Elyen narrowed her gaze. “He’s telling the truth. I see none of the indicators.” Sheeana and Garimi silently consulted each other and nodded simultaneously. Then Sheeana said, “Unless he is himself a Face Dancer.”
“Scytale isn’t likely to be a Face Dancer substitute simply because so few of us trust him anyway,” Duncan pointed out. “A Face Dancer would choose to be someone who could more easily move among us.”
“Someone like Thufir Hawat,” Teg said.
Young Scytale looked greatly disturbed. “Those new Face Dancers were brought back from the Scattering. The Lost Tleilaxu claimed to have modified them in ways we didn’t understand. Much to my dismay, I have now learned that even I can’t detect one of them. Believe me, I never suspected Hawat.”

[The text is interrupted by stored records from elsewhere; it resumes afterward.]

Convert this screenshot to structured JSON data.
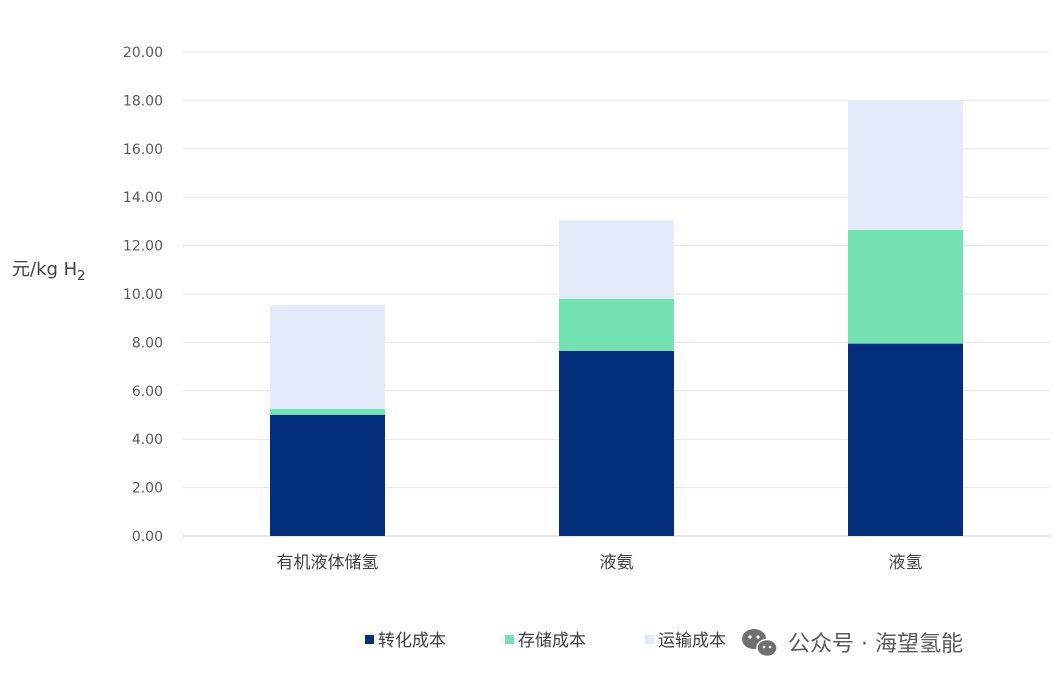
{
  "chart_data": {
    "type": "bar",
    "stacked": true,
    "ylabel": {
      "main": "元/kg H",
      "subscript": "2"
    },
    "ylim": [
      0,
      20
    ],
    "y_ticks": [
      "0.00",
      "2.00",
      "4.00",
      "6.00",
      "8.00",
      "10.00",
      "12.00",
      "14.00",
      "16.00",
      "18.00",
      "20.00"
    ],
    "categories": [
      "有机液体储氢",
      "液氨",
      "液氢"
    ],
    "series": [
      {
        "name": "转化成本",
        "color": "#052E7A",
        "values": [
          5.0,
          7.65,
          7.95
        ]
      },
      {
        "name": "存储成本",
        "color": "#74E2B0",
        "values": [
          0.25,
          2.15,
          4.7
        ]
      },
      {
        "name": "运输成本",
        "color": "#E3EBFA",
        "values": [
          4.3,
          3.25,
          5.35
        ]
      }
    ],
    "grid": true,
    "legend_position": "bottom"
  },
  "watermark": {
    "text": "公众号 · 海望氢能",
    "icon": "wechat-icon"
  }
}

“Then how did a Face Dancer get aboard, if not grown from the Face Dancer cells in your nullentropy capsule?” Sheeana asked.
“The Face Dancer could already have been posing as one of us when we left Chapterhouse,” Duncan mused. “How carefully did you check all of the original hundred and fifty who rushed aboard during the escape?”
Teg shook his head. “But why wait more than two decades to strike? It makes no sense.”